People around us, friends and family would often comment on how lucky we were to not be
pressured, my dad would jump to our rescue when comments such as “you’re getting old
now” or “girls don’t stay at home” would be thrown around. Often
my friends would come to my dad and discuss their relationship problems and what struck
me the most was when they were in these awful situations with inadequate men they would
say “things would be different for me if I had a supportive Dad like yours”. As young girls

and women, we are constantly fighting the patriarchy in all its many forms and I think it is
imperative that the next generation encourage this self-belief, independence, and support, so
we have a population of happy thriving people, not just people surviving and healing from
trauma.
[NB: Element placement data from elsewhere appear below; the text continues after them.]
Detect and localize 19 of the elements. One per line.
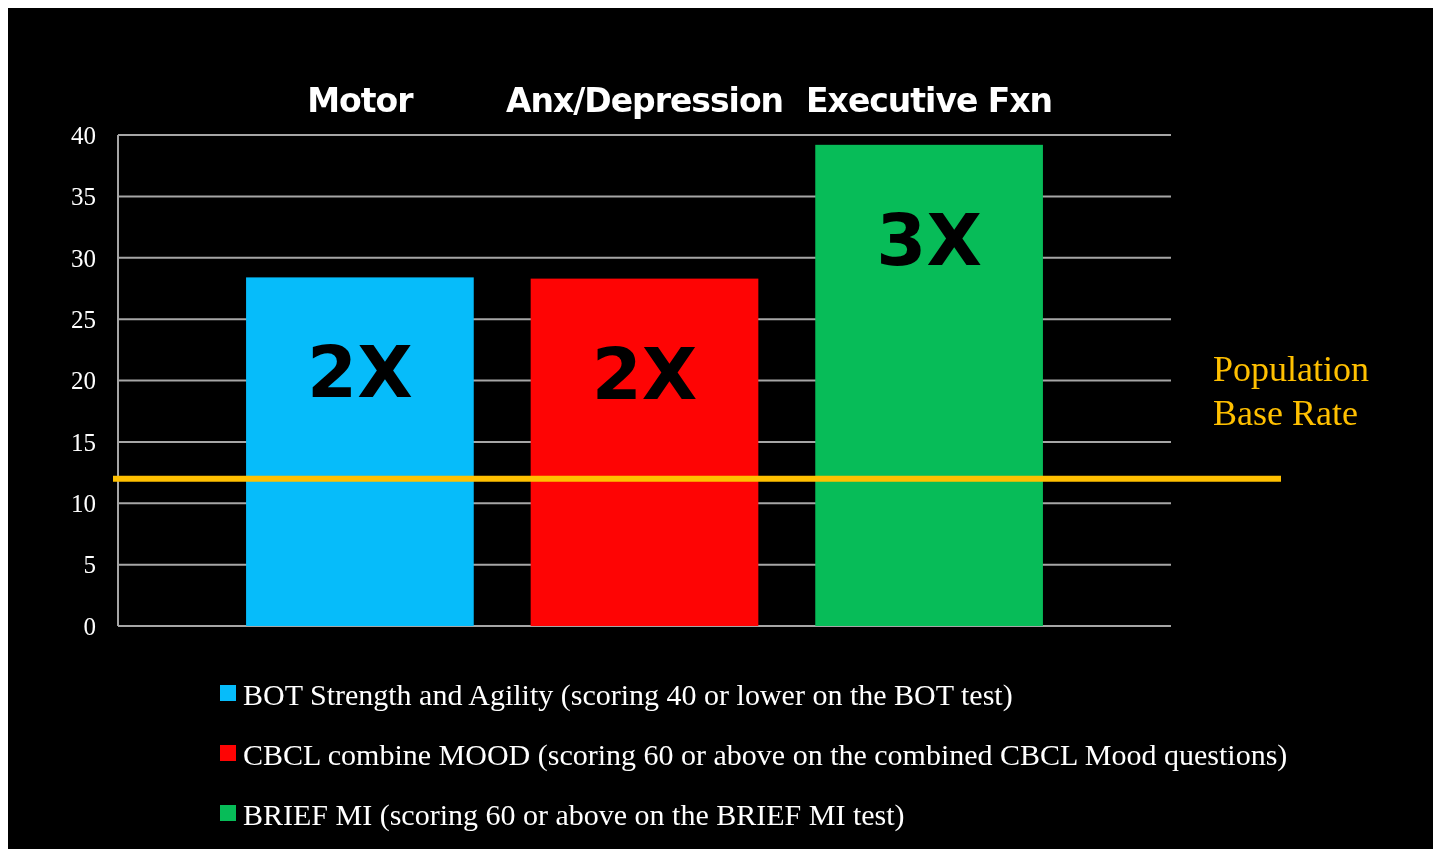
y-tick-label: 0	[83, 612, 96, 640]
annotation: 3X	[876, 197, 982, 282]
x-tick-label: Motor	[307, 81, 415, 120]
annotation: 2X	[591, 331, 698, 416]
annotation: 2X	[307, 330, 413, 415]
legend-label: BRIEF MI (scoring 60 or above on the BRIEF MI test)	[243, 797, 905, 832]
ref-line-label: Population Base Rate	[1213, 348, 1370, 433]
x-tick-label: Anx/Depression	[505, 81, 784, 120]
y-tick-label: 25	[71, 305, 96, 333]
x-tick-label: Executive Fxn	[806, 81, 1053, 120]
y-tick-label: 20	[71, 367, 96, 395]
y-tick-label: 5	[83, 551, 96, 579]
y-tick-label: 35	[71, 183, 96, 211]
y-tick-label: 15	[71, 428, 96, 456]
legend-label: CBCL combine MOOD (scoring 60 or above on the combined CBCL Mood questions)	[243, 737, 1288, 772]
y-tick-label: 30	[71, 244, 96, 272]
y-tick-label: 40	[71, 121, 96, 149]
legend-label: BOT Strength and Agility (scoring 40 or lower on the BOT test)	[243, 677, 1013, 712]
y-tick-label: 10	[71, 490, 96, 517]
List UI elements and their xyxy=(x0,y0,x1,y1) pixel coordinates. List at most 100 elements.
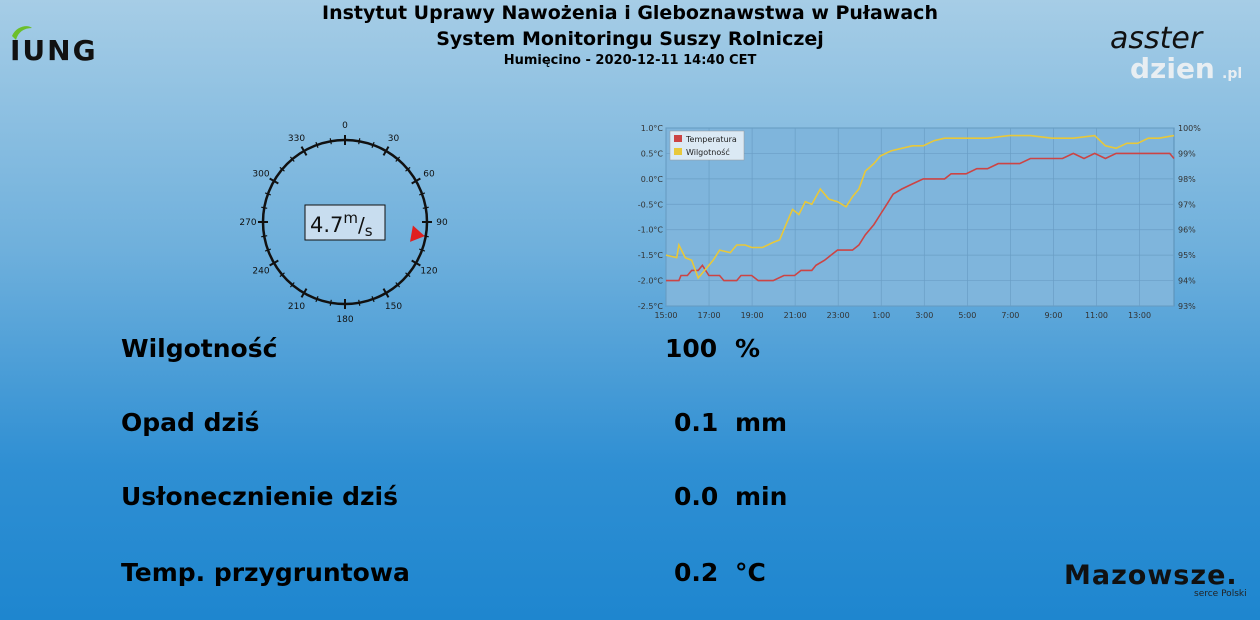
reading-label: Temp. przygruntowa xyxy=(121,558,410,587)
x-tick-label: 15:00 xyxy=(654,311,677,320)
gauge-label: 240 xyxy=(252,267,269,277)
x-tick-label: 13:00 xyxy=(1128,311,1151,320)
wind-direction-indicator xyxy=(410,225,425,242)
wind-gauge: 0 30 60 90 120 150 180 210 240 270 300 330 4.7m/s xyxy=(239,121,448,325)
y-right-tick-label: 97% xyxy=(1178,200,1196,209)
tygodnik-logo: asster dzien .pl xyxy=(1110,21,1242,85)
y-right-tick-label: 95% xyxy=(1178,251,1196,260)
gauge-tick xyxy=(395,156,401,162)
gauge-tick xyxy=(269,177,279,185)
mazowsze-logo-text: Mazowsze. xyxy=(1064,560,1238,591)
chart-plot-area xyxy=(665,127,1175,307)
reading-value: 100 xyxy=(665,334,718,363)
logo-text-bottom-suffix: .pl xyxy=(1222,66,1242,82)
gauge-tick xyxy=(371,141,375,148)
x-tick-label: 19:00 xyxy=(741,311,764,320)
y-right-tick-label: 98% xyxy=(1178,175,1196,184)
logo-text-top: asster xyxy=(1110,21,1204,56)
reading-value: 0.2 xyxy=(674,558,719,587)
gauge-tick xyxy=(300,288,308,298)
x-tick-label: 17:00 xyxy=(698,311,721,320)
gauge-tick xyxy=(382,146,390,156)
y-right-tick-label: 100% xyxy=(1178,124,1201,133)
gauge-label: 150 xyxy=(385,302,402,312)
y-right-tick-label: 93% xyxy=(1178,302,1196,311)
gauge-label: 210 xyxy=(288,302,305,312)
temperature-humidity-chart: 1.0°C 0.5°C 0.0°C -0.5°C -1.0°C -1.5°C -2.0°C -… xyxy=(638,124,1201,320)
gauge-tick xyxy=(382,288,390,298)
gauge-tick xyxy=(358,138,361,145)
series-line-wilgotnosc xyxy=(665,134,1175,280)
gauge-label: 270 xyxy=(239,218,256,228)
gauge-tick xyxy=(329,299,332,306)
reading-label: Opad dziś xyxy=(121,408,260,437)
x-tick-label: 7:00 xyxy=(1001,311,1019,320)
legend-swatch-wilgotnosc xyxy=(674,148,682,155)
y-left-tick-label: -1.5°C xyxy=(638,251,664,260)
y-left-tick-label: 0.0°C xyxy=(641,175,664,184)
gauge-tick xyxy=(405,272,411,278)
legend-label-wilgotnosc: Wilgotność xyxy=(686,147,730,157)
x-tick-label: 21:00 xyxy=(784,311,807,320)
x-tick-label: 23:00 xyxy=(827,311,850,320)
gauge-tick xyxy=(261,206,268,209)
gauge-tick xyxy=(358,299,361,306)
chart-legend: Temperatura Wilgotność xyxy=(669,130,745,161)
x-tick-label: 1:00 xyxy=(872,311,890,320)
station-timestamp: Humięcino - 2020-12-11 14:40 CET xyxy=(503,53,757,68)
iung-logo: IUNG xyxy=(10,26,98,67)
wind-speed-readout: 4.7m/s xyxy=(310,209,373,240)
reading-unit: % xyxy=(735,334,761,363)
y-left-tick-label: -2.5°C xyxy=(638,302,664,311)
gauge-tick xyxy=(411,259,421,267)
chart-series xyxy=(665,134,1175,282)
gauge-tick xyxy=(405,166,411,172)
gauge-tick xyxy=(264,192,271,196)
iung-leaf-icon xyxy=(12,26,32,40)
gauge-tick xyxy=(371,296,375,303)
gauge-tick xyxy=(419,192,426,196)
gauge-tick xyxy=(300,146,308,156)
legend-label-temperatura: Temperatura xyxy=(685,135,737,144)
institute-title: Instytut Uprawy Nawożenia i Gleboznawstw… xyxy=(322,2,938,24)
gauge-tick xyxy=(419,248,426,252)
gauge-tick xyxy=(422,206,429,209)
wind-unit-bottom: s xyxy=(365,222,373,240)
gauge-label: 60 xyxy=(423,170,435,180)
gauge-tick xyxy=(289,156,295,162)
gauge-tick xyxy=(289,282,295,288)
gauge-tick xyxy=(315,296,319,303)
gauge-label: 30 xyxy=(388,134,400,144)
reading-unit: min xyxy=(735,482,788,511)
iung-logo-text: IUNG xyxy=(10,34,98,67)
reading-value: 0.0 xyxy=(674,482,719,511)
reading-unit: mm xyxy=(735,408,788,437)
series-line-temperatura xyxy=(666,152,1175,282)
x-tick-label: 11:00 xyxy=(1085,311,1108,320)
y-left-tick-label: 0.5°C xyxy=(641,149,664,158)
system-title: System Monitoringu Suszy Rolniczej xyxy=(436,28,824,50)
reading-value: 0.1 xyxy=(674,408,719,437)
gauge-label: 0 xyxy=(342,121,348,131)
gauge-tick xyxy=(279,166,285,172)
reading-label: Usłonecznienie dziś xyxy=(121,482,399,511)
gauge-label: 120 xyxy=(420,267,437,277)
y-right-tick-label: 96% xyxy=(1178,226,1196,235)
chart-y-left-ticks: 1.0°C 0.5°C 0.0°C -0.5°C -1.0°C -1.5°C -2.0°C -… xyxy=(638,124,664,311)
x-tick-label: 3:00 xyxy=(915,311,933,320)
logo-text-bottom: dzien xyxy=(1130,52,1215,85)
gauge-label: 330 xyxy=(288,134,305,144)
gauge-tick xyxy=(261,235,268,238)
gauge-tick xyxy=(279,272,285,278)
y-left-tick-label: -2.0°C xyxy=(638,277,664,286)
gauge-tick xyxy=(395,282,401,288)
gauge-tick xyxy=(264,248,271,252)
y-left-tick-label: -0.5°C xyxy=(638,200,664,209)
wind-speed-box xyxy=(304,204,386,241)
legend-box xyxy=(669,130,745,161)
gauge-ticks xyxy=(258,135,432,309)
x-tick-label: 9:00 xyxy=(1044,311,1062,320)
chart-y-right-ticks: 100% 99% 98% 97% 96% 95% 94% 93% xyxy=(1178,124,1201,311)
y-right-tick-label: 99% xyxy=(1178,149,1196,158)
reading-unit: °C xyxy=(735,558,766,587)
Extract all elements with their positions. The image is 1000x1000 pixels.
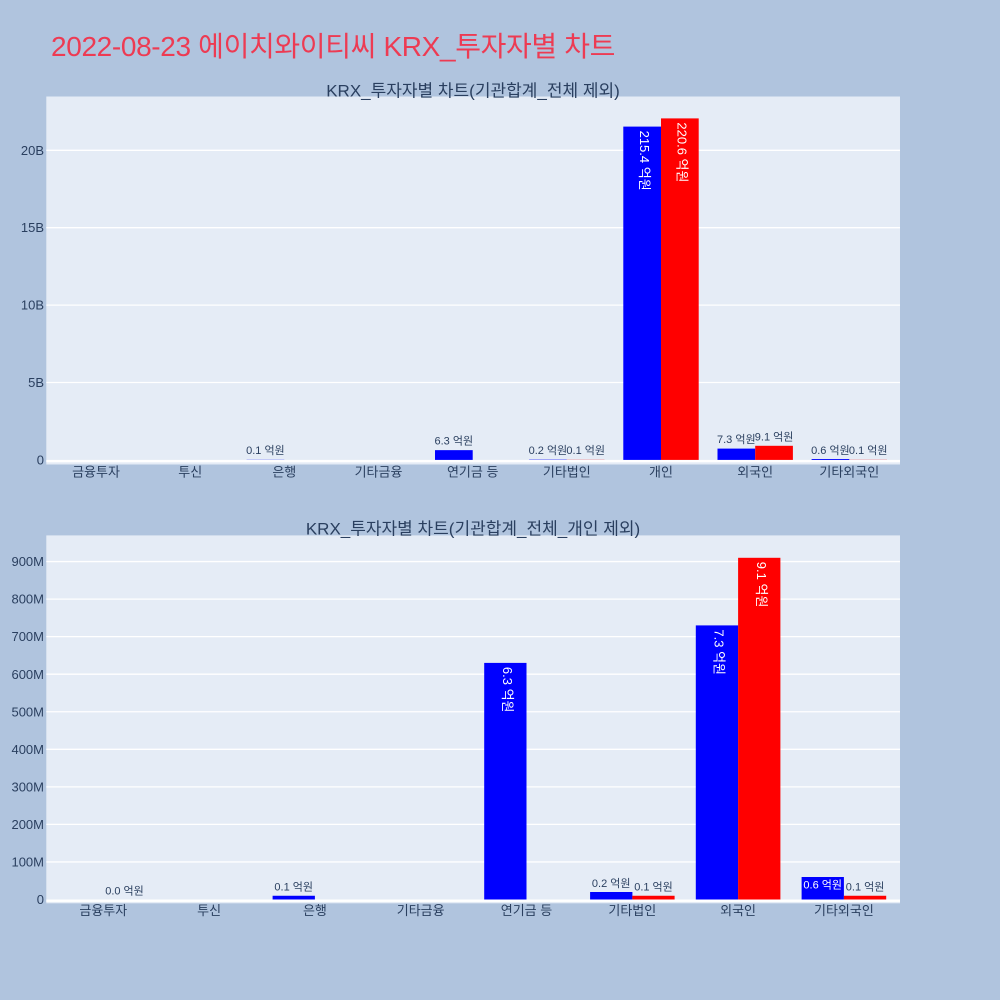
svg-text:기타외국인: 기타외국인 <box>814 903 874 918</box>
svg-text:0.6 억원: 0.6 억원 <box>811 444 850 457</box>
svg-text:700M: 700M <box>11 629 44 644</box>
svg-text:600M: 600M <box>11 667 44 682</box>
svg-text:20B: 20B <box>21 143 44 158</box>
svg-text:0.1 억원: 0.1 억원 <box>274 881 313 894</box>
svg-text:0.1 억원: 0.1 억원 <box>634 881 673 894</box>
svg-text:100M: 100M <box>11 855 44 870</box>
svg-text:200M: 200M <box>11 817 44 832</box>
svg-text:기타법인: 기타법인 <box>608 903 656 918</box>
svg-text:0: 0 <box>37 892 44 907</box>
svg-text:300M: 300M <box>11 779 44 794</box>
svg-text:220.6 억원: 220.6 억원 <box>675 122 690 182</box>
svg-text:0: 0 <box>37 452 44 467</box>
svg-text:0.6 억원: 0.6 억원 <box>803 878 842 891</box>
svg-text:5B: 5B <box>28 375 44 390</box>
svg-text:0.0 억원: 0.0 억원 <box>105 884 144 897</box>
svg-text:500M: 500M <box>11 704 44 719</box>
svg-text:0.1 억원: 0.1 억원 <box>849 444 888 457</box>
svg-text:9.1 억원: 9.1 억원 <box>755 430 794 443</box>
svg-text:215.4 억원: 215.4 억원 <box>637 131 652 191</box>
svg-text:800M: 800M <box>11 592 44 607</box>
svg-text:은행: 은행 <box>272 464 296 479</box>
svg-text:6.3 억원: 6.3 억원 <box>500 667 515 713</box>
svg-text:400M: 400M <box>11 742 44 757</box>
svg-text:기타외국인: 기타외국인 <box>819 464 879 479</box>
svg-text:연기금 등: 연기금 등 <box>447 464 498 479</box>
svg-text:0.1 억원: 0.1 억원 <box>846 881 885 894</box>
svg-text:기타금융: 기타금융 <box>355 464 403 479</box>
svg-text:투신: 투신 <box>197 903 221 918</box>
svg-text:기타금융: 기타금융 <box>397 903 445 918</box>
svg-text:0.1 억원: 0.1 억원 <box>246 444 285 457</box>
svg-text:외국인: 외국인 <box>720 903 756 918</box>
svg-text:은행: 은행 <box>303 903 327 918</box>
svg-text:개인: 개인 <box>649 464 673 479</box>
svg-text:외국인: 외국인 <box>737 464 773 479</box>
svg-text:KRX_투자자별 차트(기관합계_전체_개인 제외): KRX_투자자별 차트(기관합계_전체_개인 제외) <box>306 520 640 539</box>
svg-text:기타법인: 기타법인 <box>543 464 591 479</box>
svg-text:금융투자: 금융투자 <box>79 903 127 918</box>
svg-text:7.3 억원: 7.3 억원 <box>712 629 727 675</box>
svg-text:6.3 억원: 6.3 억원 <box>435 435 474 448</box>
svg-text:투신: 투신 <box>178 464 202 479</box>
svg-text:0.2 억원: 0.2 억원 <box>592 877 631 890</box>
svg-text:금융투자: 금융투자 <box>72 464 120 479</box>
svg-text:0.1 억원: 0.1 억원 <box>566 444 605 457</box>
svg-text:KRX_투자자별 차트(기관합계_전체 제외): KRX_투자자별 차트(기관합계_전체 제외) <box>326 82 620 101</box>
svg-text:7.3 억원: 7.3 억원 <box>717 433 756 446</box>
svg-text:900M: 900M <box>11 554 44 569</box>
svg-text:10B: 10B <box>21 298 44 313</box>
svg-text:15B: 15B <box>21 220 44 235</box>
svg-text:0.2 억원: 0.2 억원 <box>529 444 568 457</box>
svg-text:9.1 억원: 9.1 억원 <box>754 562 769 608</box>
svg-text:연기금 등: 연기금 등 <box>501 903 552 918</box>
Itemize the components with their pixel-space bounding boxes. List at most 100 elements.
My dad comes from a generation which didn’t see women as equal, in fact it saw
them as sub servant, but he is the literal embodiment of the quote “before you be somebodies, be somebody”. Nobody taught him this, in fact society taught him the opposite but he
questioned the system and came up with his own beliefs. Something I think we should all be
doing with ‘norms’ that are damaging.

The second-best thing that my dad has done for my sister, and I is that he has made an
active effort to understand mental health. Firstly, processing his own trauma’s and then trying
to understand ours. I suffer with chronic anxiety and during my early twenties there was a
time when it was debilitating. My Dad did not come from a family where you sit down and
talk about your feelings, but he knew that he wanted to be his children’s friend not just their
parent and he made every effort to make sure that we have a strong friendship. As my passion
for understanding mental health grew, my dad made an effort to educate himself with me. He
then went one step further and implemented that into our family life, whether that came in the
form of check in’s, discussions around uncomfortable issues, or constantly reassuring us that
we can talk about anything at any time. This was a changing point in our relationship, as
when I was younger we haven’t always seen eye to eye and haven’t always necessarily been
close, however his effort to understand our journey, break down his own unhelpful learnt
behaviors and implement change have deepened our bond and made me eternally grateful
for him.

What this has done for me has literally been life changing. As a family we have been
able to heal so many wounds and stop so many unhelpful patterns of behavior repeating
themselves. Do we always get it right? No. Is healing a straightforward journey? No, it’s an
ongoing cycle, that requires commitment and determination but knowing you can confide in a
parent figure provides an unwavering sense of support. Life is turbulent enough and in Asian
culture it’s so important that we encourage parents to support their children. Nobody is
immune to bad mental health days, they are part of a parcel of life however a supportive
network starts at home, if you want to change the quality of your life, change the unhelpful
behaviors, and start showing up the way you wish people showed up for you.

I write this post because I have come across so many young girls and women who
have suffered in bad relationships, or settled for less, because they
didn’t have anyone to support them. I cannot emphasis enough how important a support
system is, culturally we’ve tried surviving, it’s now time for us to start thriving and that starts
with us understanding our mental health, listening, and supporting each other.